Зал весело, задорно зашумел аплодисментами, одобрительными возгласами… А Нина продолжала:

— Корягин здесь распинался об ошибках товарища Курганова. Вот уж действительно: куда конь с копытом, туда и рак с клешней. Боже мой, Корягин критикует… Он тут с радостью перечислял разные грехи Михаила Сергеевича, разные его промахи. Я тоже хочу сказать о нашем первом секретаре… — Зал притих. — Я возьму наш колхоз. Он, как вы все знаете, был самым отсталым в районе. В числе первых шел только по долгам. Но только все это было, товарищи, в прошлом. Теперь колхоз наш выздоравливает. Пшеницы мы собрали на три центнера больше с гектара, чем в прошлом году. Ржи — на четыре центнера. А картофель? Урожая, правда, очень большого мы не добились — семена нас малость подвели, но сто восемьдесят центнеров с гектара — это уже кое-что. Ровно на пятьдесят центнеров больше, чем в прошлом году. Мы выдали колхозникам по килограмму двести зерна, по два килограмма картофеля, по три кило овощей.

Из зала кто-то крикнул:

— Неплохо!

Нина весело согласилась:

— Конечно, неплохо. В общем, дорогие товарищи, ожили мы, ну совсем ожили. Ведь вы подумайте только — даже наш счет в банке открыли. Вы понимаете?

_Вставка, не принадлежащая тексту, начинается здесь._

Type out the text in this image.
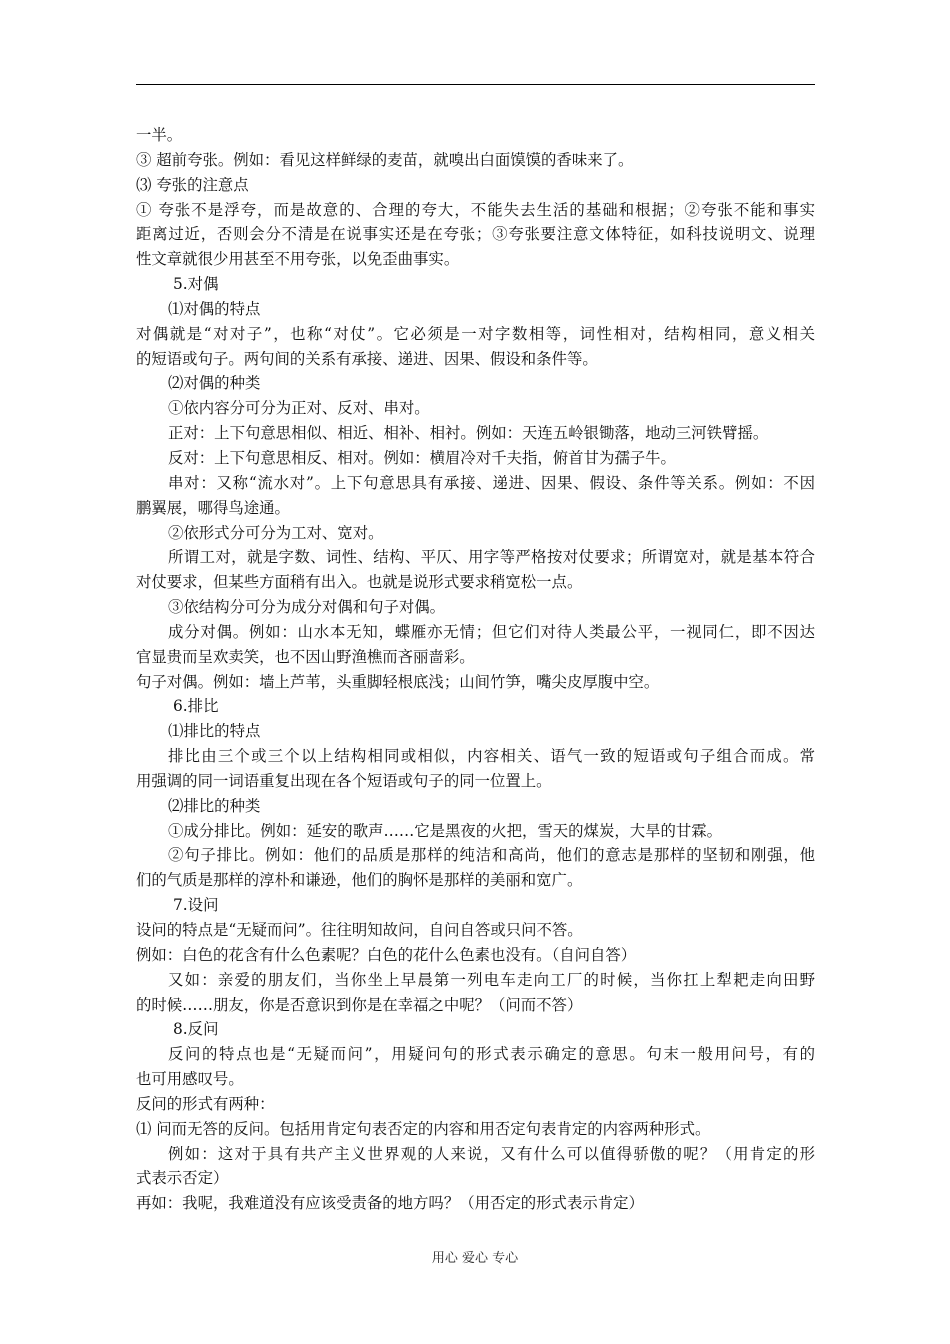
一半。
③ 超前夸张。例如：看见这样鲜绿的麦苗，就嗅出白面馍馍的香味来了。
⑶ 夸张的注意点
① 夸张不是浮夸，而是故意的、合理的夸大，不能失去生活的基础和根据；②夸张不能和事实
距离过近，否则会分不清是在说事实还是在夸张；③夸张要注意文体特征，如科技说明文、说理
性文章就很少用甚至不用夸张，以免歪曲事实。
5.对偶
⑴对偶的特点
对偶就是“对对子”，也称“对仗”。它必须是一对字数相等，词性相对，结构相同，意义相关
的短语或句子。两句间的关系有承接、递进、因果、假设和条件等。
⑵对偶的种类
①依内容分可分为正对、反对、串对。
正对：上下句意思相似、相近、相补、相衬。例如：天连五岭银锄落，地动三河铁臂摇。
反对：上下句意思相反、相对。例如：横眉冷对千夫指，俯首甘为孺子牛。
串对：又称“流水对”。上下句意思具有承接、递进、因果、假设、条件等关系。例如：不因
鹏翼展，哪得鸟途通。
②依形式分可分为工对、宽对。
所谓工对，就是字数、词性、结构、平仄、用字等严格按对仗要求；所谓宽对，就是基本符合
对仗要求，但某些方面稍有出入。也就是说形式要求稍宽松一点。
③依结构分可分为成分对偶和句子对偶。
成分对偶。例如：山水本无知，蝶雁亦无情；但它们对待人类最公平，一视同仁，即不因达
官显贵而呈欢卖笑，也不因山野渔樵而吝丽啬彩。
句子对偶。例如：墙上芦苇，头重脚轻根底浅；山间竹笋，嘴尖皮厚腹中空。
6.排比
⑴排比的特点
排比由三个或三个以上结构相同或相似，内容相关、语气一致的短语或句子组合而成。常
用强调的同一词语重复出现在各个短语或句子的同一位置上。
⑵排比的种类
①成分排比。例如：延安的歌声……它是黑夜的火把，雪天的煤炭，大旱的甘霖。
②句子排比。例如：他们的品质是那样的纯洁和高尚，他们的意志是那样的坚韧和刚强，他
们的气质是那样的淳朴和谦逊，他们的胸怀是那样的美丽和宽广。
7.设问
设问的特点是“无疑而问”。往往明知故问，自问自答或只问不答。
例如：白色的花含有什么色素呢？白色的花什么色素也没有。（自问自答）
又如：亲爱的朋友们，当你坐上早晨第一列电车走向工厂的时候，当你扛上犁耙走向田野
的时候……朋友，你是否意识到你是在幸福之中呢？（问而不答）
8.反问
反问的特点也是“无疑而问”，用疑问句的形式表示确定的意思。句末一般用问号，有的
也可用感叹号。
反问的形式有两种：
⑴ 问而无答的反问。包括用肯定句表否定的内容和用否定句表肯定的内容两种形式。
例如：这对于具有共产主义世界观的人来说，又有什么可以值得骄傲的呢？（用肯定的形
式表示否定）
再如：我呢，我难道没有应该受责备的地方吗？（用否定的形式表示肯定）
用心 爱心 专心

Да, сидящие здесь очень хорошо знали, что такое замороженный счет, что такое долги и дефицит в хозяйстве. Потому-то они так долго и горячо аплодировали этим словам Родниковой.

Удачин, наверное, впервые за все время, пока знал Родникову, поглядел на нее с такой откровенной неприязнью. Он понимал, что, хотя Нина и не хвалила напрямую Курганова, ее рассказ о березовском колхозе — самая лучшая аттестация первого секретаря райкома перед областным руководством.

После Родниковой выступали Морозов, председатель алешинского колхоза Крылов, еще несколько человек. И удивительное дело — никто не говорил о том, о чем, по мнению Удачина, надо было говорить, — о райкоме, о его ошибках, о Курганове. Виктор Викторович не возражал, даже хотел, чтобы покритиковали и его. Допустим, за то, что вовремя не разобрался в порочных методах первого секретаря, поздновато, мол, поставил эти вопросы в обкоме. Но нет, не говорят этого. Совсем не о том толкуют…

Виктор Викторович решил, что пора выступить самому. Правда, когда он шел на трибуну, то усомнился: может, изменить план и драку не поднимать? Может, выступить о другом? Ведь вопросов, входящих в круг обязанностей второго секретаря райкома, много.